The Clean Power Plan isn’t final yet. EPA issued the proposal in June and is taking comments from states and a wide variety of stakeholders through the end of the month. In June 2015, EPA plans to issue a final rule. States will then have a year (or two, if they get an extension) to submit their plans, which EPA will then have to review. States will have 15 years from now to reach their goals.

It may seem like a long process, but states are already thinking about steps they’d want to take to reduce power plant emissions and encourage clean energy and energy efficiency. For example, Montana’s Department of Environmental Quality has put out a white paper on potential strategies for reducing emissions — including increasing energy efficiency and renewable energy, switching some power production to natural gas, and using carbon capture and storage.

Here in Missouri, you’re already working on a comprehensive energy plan for the state. You’ll be looking to other states to see what has worked for them. And other states will also be looking to you as a leader.

There’s an almost bewildering array of clean energy and energy-efficiency policies and technologies to choose from. I spoke at a construction conference last week to companies that have pushed the envelope of energy-efficient, green buildings through internet-connected temperature sensors, LED lighting, and even nanotechnology.

One of the best ways to harness the creativity and innovation of our companies and the creativity and innovation of our cities and states is to work together — through public-private partnerships. That’s the final thing I’d like to talk to you about, because I see bringing diverse interests together as a key to our clean energy future. For example, the insurance industry can partner with governments to identify and quantify risks. Government can partner with construction and technology companies to increase the energy efficiency of our buildings.

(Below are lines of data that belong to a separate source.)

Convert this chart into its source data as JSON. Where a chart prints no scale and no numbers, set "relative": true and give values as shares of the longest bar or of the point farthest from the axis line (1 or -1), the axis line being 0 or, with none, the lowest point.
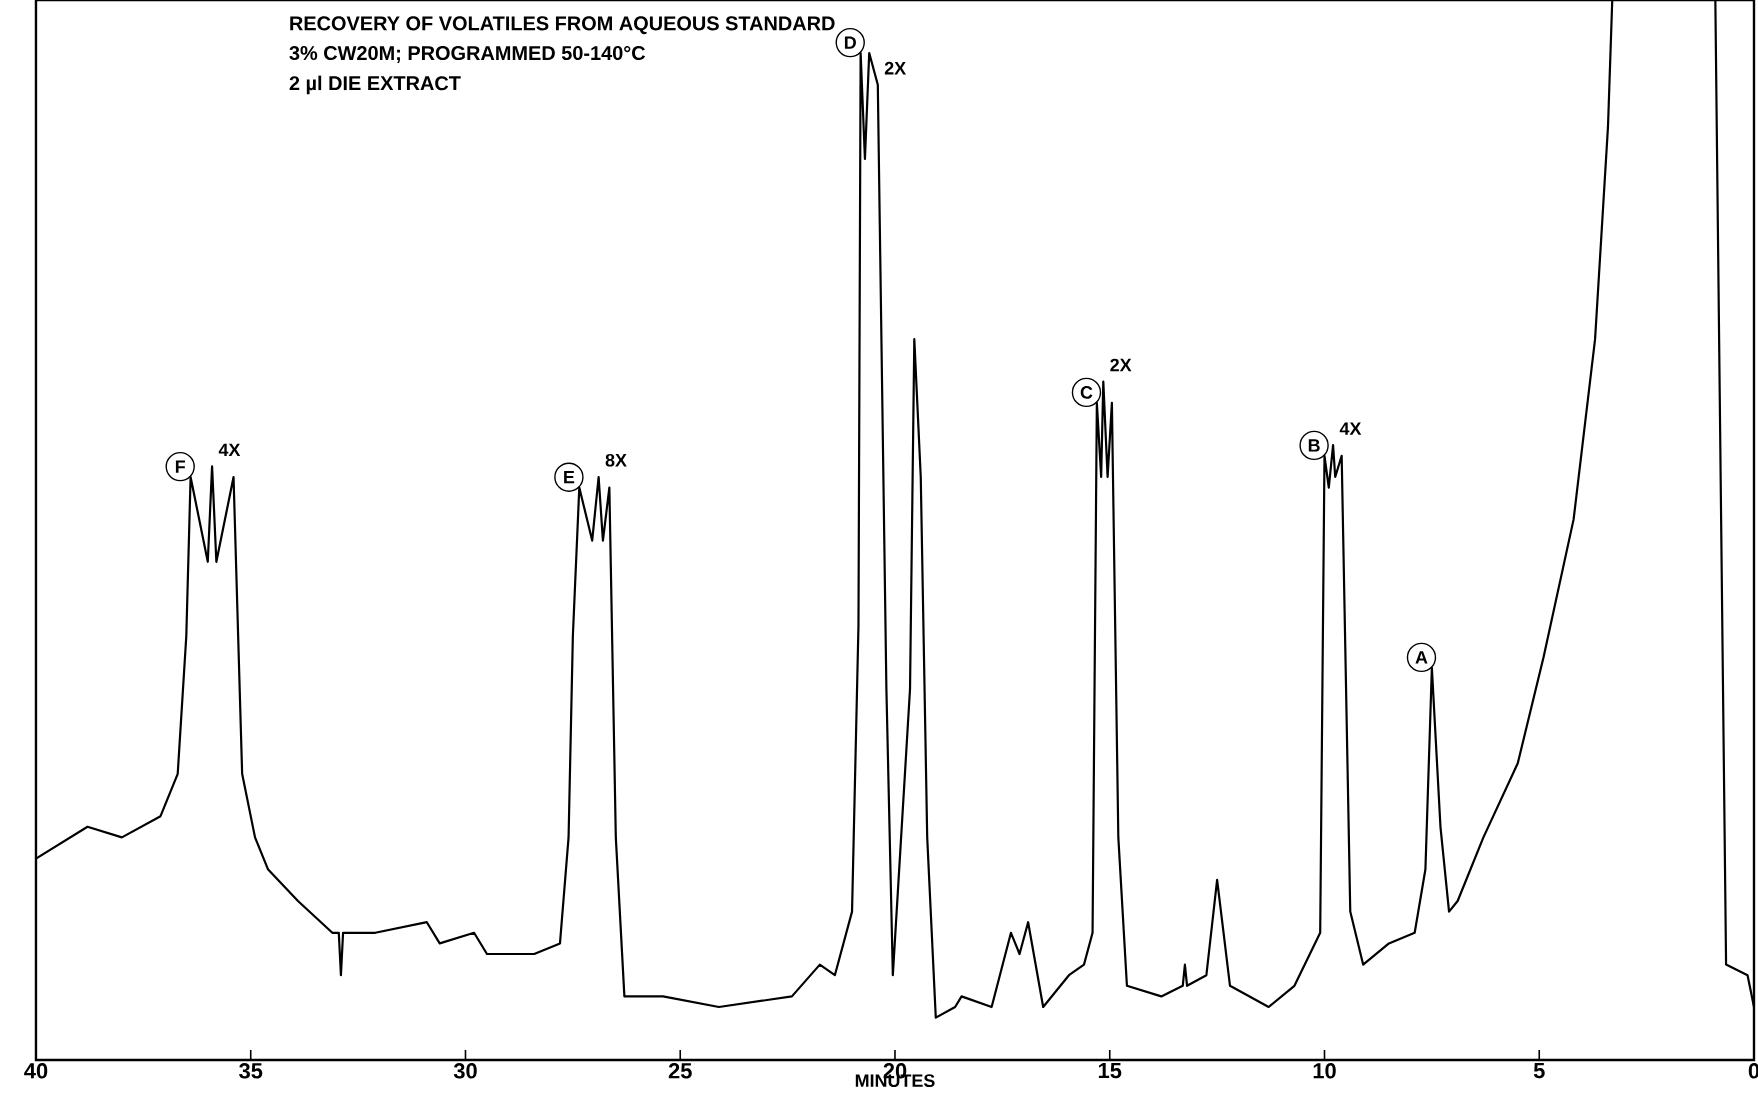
{
  "chart_data": {
    "type": "line",
    "relative": true,
    "title": "RECOVERY OF VOLATILES FROM AQUEOUS STANDARD",
    "subtitle": "3% CW20M; PROGRAMMED 50-140°C",
    "xlabel": "MINUTES",
    "xlim": [
      40,
      0
    ],
    "xticks": [
      40,
      35,
      30,
      25,
      20,
      15,
      10,
      5,
      0
    ],
    "color": "#000000",
    "x": [
      40,
      38.8,
      38.0,
      37.1,
      36.7,
      36.5,
      36.4,
      36.0,
      35.9,
      35.8,
      35.4,
      35.2,
      34.9,
      34.6,
      33.9,
      33.1,
      32.95,
      32.9,
      32.85,
      32.1,
      30.9,
      30.6,
      29.8,
      29.5,
      28.4,
      27.8,
      27.6,
      27.5,
      27.35,
      27.05,
      26.9,
      26.8,
      26.65,
      26.5,
      26.3,
      25.4,
      24.1,
      22.4,
      21.75,
      21.4,
      21.0,
      20.85,
      20.8,
      20.7,
      20.6,
      20.4,
      20.2,
      20.05,
      19.65,
      19.55,
      19.4,
      19.25,
      19.05,
      18.6,
      18.45,
      17.75,
      17.3,
      17.1,
      16.9,
      16.55,
      15.95,
      15.6,
      15.4,
      15.3,
      15.2,
      15.15,
      15.05,
      14.95,
      14.8,
      14.6,
      13.8,
      13.3,
      13.25,
      13.2,
      12.75,
      12.5,
      12.2,
      11.3,
      10.7,
      10.1,
      10.0,
      9.9,
      9.8,
      9.75,
      9.6,
      9.4,
      9.1,
      8.5,
      7.9,
      7.65,
      7.5,
      7.3,
      7.1,
      6.9,
      6.3,
      5.5,
      4.9,
      4.2,
      3.7,
      3.4,
      3.3,
      0.9,
      0.65,
      0.15,
      0
    ],
    "values": [
      0.19,
      0.22,
      0.21,
      0.23,
      0.27,
      0.4,
      0.55,
      0.47,
      0.56,
      0.47,
      0.55,
      0.27,
      0.21,
      0.18,
      0.15,
      0.12,
      0.12,
      0.08,
      0.12,
      0.12,
      0.13,
      0.11,
      0.12,
      0.1,
      0.1,
      0.11,
      0.21,
      0.4,
      0.54,
      0.49,
      0.55,
      0.49,
      0.54,
      0.21,
      0.06,
      0.06,
      0.05,
      0.06,
      0.09,
      0.08,
      0.14,
      0.41,
      0.95,
      0.85,
      0.95,
      0.92,
      0.35,
      0.08,
      0.35,
      0.68,
      0.55,
      0.21,
      0.04,
      0.05,
      0.06,
      0.05,
      0.12,
      0.1,
      0.13,
      0.05,
      0.08,
      0.09,
      0.12,
      0.62,
      0.55,
      0.64,
      0.55,
      0.62,
      0.21,
      0.07,
      0.06,
      0.07,
      0.09,
      0.07,
      0.08,
      0.17,
      0.07,
      0.05,
      0.07,
      0.12,
      0.57,
      0.54,
      0.58,
      0.55,
      0.57,
      0.14,
      0.09,
      0.11,
      0.12,
      0.18,
      0.37,
      0.22,
      0.14,
      0.15,
      0.21,
      0.28,
      0.38,
      0.51,
      0.68,
      0.88,
      1,
      1,
      0.09,
      0.08,
      0.05
    ],
    "annotations": [
      "2 µl DIE EXTRACT",
      {
        "text": "F",
        "x": 36.4,
        "y": 0.55
      },
      {
        "text": "4X",
        "x": 35.9,
        "y": 0.56
      },
      {
        "text": "E",
        "x": 27.35,
        "y": 0.54
      },
      {
        "text": "8X",
        "x": 26.9,
        "y": 0.55
      },
      {
        "text": "D",
        "x": 20.8,
        "y": 0.95
      },
      {
        "text": "2X",
        "x": 20.4,
        "y": 0.92
      },
      {
        "text": "C",
        "x": 15.3,
        "y": 0.62
      },
      {
        "text": "2X",
        "x": 15.15,
        "y": 0.64
      },
      {
        "text": "B",
        "x": 10.0,
        "y": 0.57
      },
      {
        "text": "4X",
        "x": 9.8,
        "y": 0.58
      },
      {
        "text": "A",
        "x": 7.5,
        "y": 0.37
      }
    ]
  }
}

One example of a partnership right here in Missouri is the PACE program that started in St. Louis last year. The program gives homeowners and owners of commercial, industrial and multi-family properties access to affordable, long-term financing for smart energy and efficiency upgrades.

A number of states are exploring clean energy banks that can leverage limited public dollars to attract private capital for investment in clean energy and clean transportation initiatives. Last month, New York’s Green Bank announced its first $200 million had catalyzed $600 million in private investments, including for small-scale combined heat and power units for hospitals.

We’re also seeing innovative partnerships developing at the energy-water nexus. For example, in Texas, CPS Energy and the San Antonio Water System have partnered to cool the city’s power plants with wastewater, ensuring the city has enough water for power generation even in a drought.

We live in challenging times and, as your know, “challenge” is just another word for “opportunity.” Now, as in the past, our cities and states are the incubators of innovation. We need to encourage this innovation, encourage states to share what they’ve learned, and encourage our leading innovators in the public and private sectors to work together to find pragmatic solutions.

The steps our cities and states have taken in recent years to encourage clean energy and energy efficiency — and the steps they will take in coming years — will help us all get to a clean energy future.


And that will be good for our environment and our economy.